The nation’s largest landlords of single-family rentals, Invitation Homes and Tricon American Homes, say their occupancy rates have remained above 95 percent for the past three years. “Rent growth rates continue to be solid in most of the major markets across the country—in the middle to upper single digits,” Daren Blomquist, senior vice president at ATTOM Data Solutions, told the National Real Estate Investor. The firm’s data show that rents for three-bedroom units have climbed by 7 percent in markets such as Los Angeles and by 5 percent in Philadelphia in the 12 months that ended in the first quarter of 2018.
But landlords must not raise rents too quickly, housing analysts caution. Nearly 30 million U.S. renter households—or roughly half—already spend more than 30 percent of their income on rent, according to the Harvard Joint Center for Housing Studies. Most financial experts define that as “cost-burdened.”
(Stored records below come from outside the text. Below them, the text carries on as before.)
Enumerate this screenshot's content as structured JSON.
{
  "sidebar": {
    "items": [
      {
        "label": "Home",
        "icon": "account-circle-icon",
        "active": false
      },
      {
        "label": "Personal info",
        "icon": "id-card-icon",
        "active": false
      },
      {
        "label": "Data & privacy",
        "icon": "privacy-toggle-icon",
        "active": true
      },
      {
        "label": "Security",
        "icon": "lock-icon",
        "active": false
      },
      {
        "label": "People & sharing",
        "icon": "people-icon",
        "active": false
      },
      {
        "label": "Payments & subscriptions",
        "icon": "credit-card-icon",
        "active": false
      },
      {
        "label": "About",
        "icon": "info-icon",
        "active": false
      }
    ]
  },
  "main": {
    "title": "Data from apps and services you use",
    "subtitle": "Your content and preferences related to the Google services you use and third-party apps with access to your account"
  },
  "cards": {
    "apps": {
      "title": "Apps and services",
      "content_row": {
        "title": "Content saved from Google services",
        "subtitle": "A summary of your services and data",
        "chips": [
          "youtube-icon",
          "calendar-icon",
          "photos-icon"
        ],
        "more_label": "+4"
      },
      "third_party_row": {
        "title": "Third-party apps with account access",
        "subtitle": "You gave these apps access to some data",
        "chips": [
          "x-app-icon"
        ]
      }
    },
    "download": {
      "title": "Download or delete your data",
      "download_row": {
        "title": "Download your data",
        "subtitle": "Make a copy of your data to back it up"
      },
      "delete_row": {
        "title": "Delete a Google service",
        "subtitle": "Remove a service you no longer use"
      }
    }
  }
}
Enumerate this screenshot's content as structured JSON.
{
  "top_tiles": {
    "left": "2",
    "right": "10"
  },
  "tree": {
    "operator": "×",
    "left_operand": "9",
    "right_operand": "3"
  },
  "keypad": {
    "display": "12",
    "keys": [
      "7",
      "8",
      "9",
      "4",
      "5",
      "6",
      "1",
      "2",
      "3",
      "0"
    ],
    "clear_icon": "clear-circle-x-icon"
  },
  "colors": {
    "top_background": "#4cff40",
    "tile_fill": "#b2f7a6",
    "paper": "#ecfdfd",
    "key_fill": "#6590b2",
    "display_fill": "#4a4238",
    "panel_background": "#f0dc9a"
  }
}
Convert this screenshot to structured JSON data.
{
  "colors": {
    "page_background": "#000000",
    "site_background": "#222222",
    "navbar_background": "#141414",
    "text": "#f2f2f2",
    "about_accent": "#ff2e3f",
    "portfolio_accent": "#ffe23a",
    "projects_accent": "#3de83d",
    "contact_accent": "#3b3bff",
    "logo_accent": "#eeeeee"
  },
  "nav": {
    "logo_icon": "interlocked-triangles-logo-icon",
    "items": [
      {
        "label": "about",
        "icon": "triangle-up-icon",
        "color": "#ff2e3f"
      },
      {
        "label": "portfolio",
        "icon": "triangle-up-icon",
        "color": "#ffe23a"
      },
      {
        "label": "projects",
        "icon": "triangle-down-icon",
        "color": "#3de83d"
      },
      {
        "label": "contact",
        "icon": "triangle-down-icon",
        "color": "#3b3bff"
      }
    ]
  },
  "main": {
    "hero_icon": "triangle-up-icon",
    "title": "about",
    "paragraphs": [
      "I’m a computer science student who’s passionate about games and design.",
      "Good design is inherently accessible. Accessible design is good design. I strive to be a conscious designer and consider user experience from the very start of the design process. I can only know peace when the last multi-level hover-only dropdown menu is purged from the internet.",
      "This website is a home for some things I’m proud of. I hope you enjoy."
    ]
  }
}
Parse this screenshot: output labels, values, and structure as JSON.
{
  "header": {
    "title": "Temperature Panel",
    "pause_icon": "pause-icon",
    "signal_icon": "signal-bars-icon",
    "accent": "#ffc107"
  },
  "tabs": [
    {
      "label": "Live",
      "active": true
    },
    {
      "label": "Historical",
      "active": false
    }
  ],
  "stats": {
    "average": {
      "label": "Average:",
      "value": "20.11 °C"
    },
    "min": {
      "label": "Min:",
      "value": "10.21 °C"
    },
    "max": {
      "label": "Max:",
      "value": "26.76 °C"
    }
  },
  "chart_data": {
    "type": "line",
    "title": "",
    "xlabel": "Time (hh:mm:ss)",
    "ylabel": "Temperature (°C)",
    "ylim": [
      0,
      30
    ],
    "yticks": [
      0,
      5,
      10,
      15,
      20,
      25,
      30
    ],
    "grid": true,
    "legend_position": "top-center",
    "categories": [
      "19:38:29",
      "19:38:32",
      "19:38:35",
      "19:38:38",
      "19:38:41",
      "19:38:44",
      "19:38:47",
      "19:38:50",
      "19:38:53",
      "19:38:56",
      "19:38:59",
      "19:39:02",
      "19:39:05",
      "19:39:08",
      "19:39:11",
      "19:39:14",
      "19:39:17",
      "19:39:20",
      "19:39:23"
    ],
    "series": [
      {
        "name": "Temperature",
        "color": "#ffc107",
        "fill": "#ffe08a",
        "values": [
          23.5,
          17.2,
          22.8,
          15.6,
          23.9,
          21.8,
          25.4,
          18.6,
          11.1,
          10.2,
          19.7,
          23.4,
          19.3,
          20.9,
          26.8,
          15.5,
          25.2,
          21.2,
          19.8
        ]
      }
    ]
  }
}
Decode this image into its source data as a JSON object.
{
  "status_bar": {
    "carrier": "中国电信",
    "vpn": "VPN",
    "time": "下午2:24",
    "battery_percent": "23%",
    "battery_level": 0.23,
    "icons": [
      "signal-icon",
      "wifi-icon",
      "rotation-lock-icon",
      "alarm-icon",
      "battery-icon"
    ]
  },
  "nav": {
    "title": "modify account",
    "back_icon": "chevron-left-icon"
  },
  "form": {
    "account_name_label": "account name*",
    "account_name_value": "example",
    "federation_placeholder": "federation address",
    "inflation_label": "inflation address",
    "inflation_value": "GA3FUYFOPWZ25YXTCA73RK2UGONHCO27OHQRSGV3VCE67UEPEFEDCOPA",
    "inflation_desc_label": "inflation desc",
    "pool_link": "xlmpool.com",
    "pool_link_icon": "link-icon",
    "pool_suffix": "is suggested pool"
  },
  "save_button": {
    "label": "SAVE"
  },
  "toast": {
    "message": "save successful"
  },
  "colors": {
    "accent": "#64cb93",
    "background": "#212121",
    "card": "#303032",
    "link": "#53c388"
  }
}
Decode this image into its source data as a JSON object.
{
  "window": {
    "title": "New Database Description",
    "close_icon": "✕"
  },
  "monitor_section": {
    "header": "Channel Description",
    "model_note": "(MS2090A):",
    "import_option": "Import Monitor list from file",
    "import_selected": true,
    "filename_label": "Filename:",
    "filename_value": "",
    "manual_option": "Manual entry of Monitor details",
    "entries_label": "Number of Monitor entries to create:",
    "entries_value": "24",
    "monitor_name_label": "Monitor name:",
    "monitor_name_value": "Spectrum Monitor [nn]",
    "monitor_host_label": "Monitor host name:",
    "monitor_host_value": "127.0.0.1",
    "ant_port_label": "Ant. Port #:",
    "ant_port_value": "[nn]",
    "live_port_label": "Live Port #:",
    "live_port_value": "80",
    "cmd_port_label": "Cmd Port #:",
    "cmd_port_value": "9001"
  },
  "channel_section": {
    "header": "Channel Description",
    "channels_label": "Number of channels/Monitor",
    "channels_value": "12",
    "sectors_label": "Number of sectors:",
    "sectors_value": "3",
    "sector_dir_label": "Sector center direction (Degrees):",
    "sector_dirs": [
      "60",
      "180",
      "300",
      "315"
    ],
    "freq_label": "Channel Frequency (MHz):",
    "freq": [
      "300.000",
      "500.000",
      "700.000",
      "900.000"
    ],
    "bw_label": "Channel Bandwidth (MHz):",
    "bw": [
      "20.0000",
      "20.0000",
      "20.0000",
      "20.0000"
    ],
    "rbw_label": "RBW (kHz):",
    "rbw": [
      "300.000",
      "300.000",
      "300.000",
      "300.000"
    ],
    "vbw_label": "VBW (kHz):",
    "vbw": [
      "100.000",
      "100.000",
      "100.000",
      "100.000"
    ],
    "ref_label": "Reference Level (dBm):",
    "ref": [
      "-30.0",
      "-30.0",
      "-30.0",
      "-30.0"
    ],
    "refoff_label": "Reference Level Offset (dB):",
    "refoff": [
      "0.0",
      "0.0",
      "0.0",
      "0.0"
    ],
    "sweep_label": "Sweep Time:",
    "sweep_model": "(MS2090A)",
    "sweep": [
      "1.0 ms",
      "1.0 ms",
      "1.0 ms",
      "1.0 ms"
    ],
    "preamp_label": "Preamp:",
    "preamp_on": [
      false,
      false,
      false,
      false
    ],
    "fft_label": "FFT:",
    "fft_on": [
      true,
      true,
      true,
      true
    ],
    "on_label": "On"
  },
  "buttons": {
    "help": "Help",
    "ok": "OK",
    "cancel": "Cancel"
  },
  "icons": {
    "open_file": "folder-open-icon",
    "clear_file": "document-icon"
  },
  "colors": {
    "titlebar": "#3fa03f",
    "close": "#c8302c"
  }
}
With tight inventory putting upward pressure on home prices over the last few years, some economists have been calling on single-family landlords to cash out on their equity and put their properties on the market to feed lower price points starving for more listings. But many of these landlords say they have no intention of a sell-off anytime soon. Invitation Homes, for example, owns about 80,000 homes in 17 major markets, and company officials told CNBC that they see plenty of profit in the rental business. “U.S. housing is one of the most liquid classes in the world, and it’s a very easy thing for us on the margin to be buying and selling with our portfolio today,” Dallas Tanner, chief investment officer for Invitation Homes, told CNBC.
The single-family rental market is very healthy right now, says John Pawlowski, an analyst at Green Street Advisors. “The demand versus supply balance, and the operating outlook for revenue growth over these coming years, is more favorable versus most property types,” Pawlowski says.